A ratio expresses the relationship between two or more quantities, written like “3:4”. This tool has two modes. One simplifies a ratio, turning something like 12:18 into its simplest whole-number form, 2:3. The other solves a proportion, finding x in an equation like 3:4 = x:12 (here x = 9).
How to work it out yourself
To simplify a ratio, divide every term by the same number: the greatest common divisor of all the terms. For 12:18, the greatest common divisor of 12 and 18 is 6, so 12÷6 : 18÷6 = 2:3. The same works for three or more terms: 4:6:10 divides by the shared factor 2 to give 2:3:5.
To solve a proportion a:b = c:d, use the rule “the product of the means equals the product of the extremes”: the outer pair (a and d) multiplied together equals the inner pair (b and c) multiplied together. For 3:4 = x:12, the means 4×x equal the extremes 3×12, so 4x = 36, and dividing both sides by 4 gives x = 9.
How ratios relate to division and fractions
A ratio is closely tied to division and fractions. The ratio “3:4” means the first number divided by the second: 3÷4 = 3/4. This 3/4 is called the value of the ratio. Simplifying a ratio does not change its value: 6:8 simplifies to 3:4, and 6÷8 = 3/4, so the value stays the same.

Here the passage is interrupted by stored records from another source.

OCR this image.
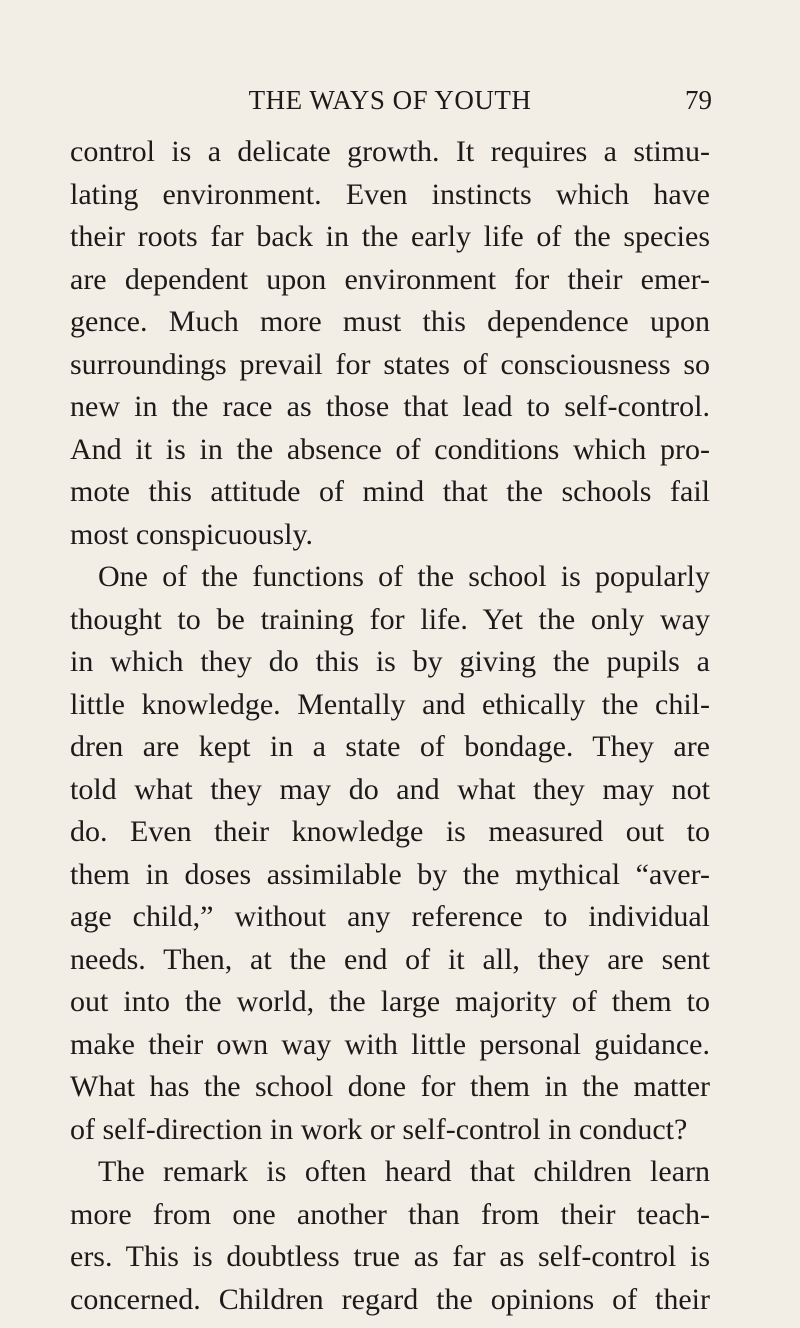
THE WAYS OF YOUTH	79
control is a delicate growth. It requires a stimu-
lating environment. Even instincts which have
their roots far back in the early life of the species
are dependent upon environment for their emer-
gence. Much more must this dependence upon
surroundings prevail for states of consciousness so
new in the race as those that lead to self-control.
And it is in the absence of conditions which pro-
mote this attitude of mind that the schools fail
most conspicuously.
One of the functions of the school is popularly
thought to be training for life. Yet the only way
in which they do this is by giving the pupils a
little knowledge. Mentally and ethically the chil-
dren are kept in a state of bondage. They are
told what they may do and what they may not
do. Even their knowledge is measured out to
them in doses assimilable by the mythical “aver-
age child,” without any reference to individual
needs. Then, at the end of it all, they are sent
out into the world, the large majority of them to
make their own way with little personal guidance.
What has the school done for them in the matter
of self-direction in work or self-control in conduct?
The remark is often heard that children learn
more from one another than from their teach-
ers. This is doubtless true as far as self-control is
concerned. Children regard the opinions of their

That means a proportion can be read as an equation of fractions. 3:4 = x:12 is the same as 3/4 = x/12 — both describe the same relationship of size. Solving gives x = 9, and reducing 9/12 gives 3/4, confirming it has the same ratio value as 3:4. When the answer does not come out whole, as in 2:3 = 5:x where x = 15/2, keeping it as a fraction is the exact result.
Common mistakes
Three slip-ups are common. First, simplifying only part of the ratio: dividing just one side, as in writing 4:6 as 2:4, breaks the ratio. Divide both by the same number (here 2) to get 2:3. Second, stopping at a small common factor and leaving a form that can still be reduced further, rather than using the greatest common divisor.
Third, mixing up the pairs in “means × means = extremes × extremes”. In a:b = c:d, the extremes are the outer terms a and d, and the means are the middle terms b and c. Getting the positions wrong throws off the answer, so rewriting as a fraction equation like 3/4 = x/12 before solving helps avoid errors.
Related topics and tools
Ratios go hand in hand with greatest common divisors and fractions. Simplifying a ratio uses exactly the same mechanics as reducing a fraction, so pairing this with the GCD and LCM calculator and the fraction calculator deepens your understanding. For practice expressing a ratio value like 3/4 as a fraction, the fraction calculator is handy. Decide yourself what to divide by and which terms are the means and extremes, then use this tool to check the steps.
FAQ
Can it simplify ratios with three or more terms?
Yes. A ratio like 4:6:10 is divided by the greatest common divisor of all the terms to reach the simplest whole-number form, 2:3:5. Up to 10 terms are supported.
Can x be in any position of the proportion?
Yes. Whether you write x:4 = 3:12 or 3:4 = x:12, x can be in any of the four positions. For 3:4 = x:12, the answer is x = 9.
What happens when the answer doesn’t divide evenly?
It is shown exactly as a fraction. For example, 2:3 = 5:x gives x = 15/2 as a reduced fraction.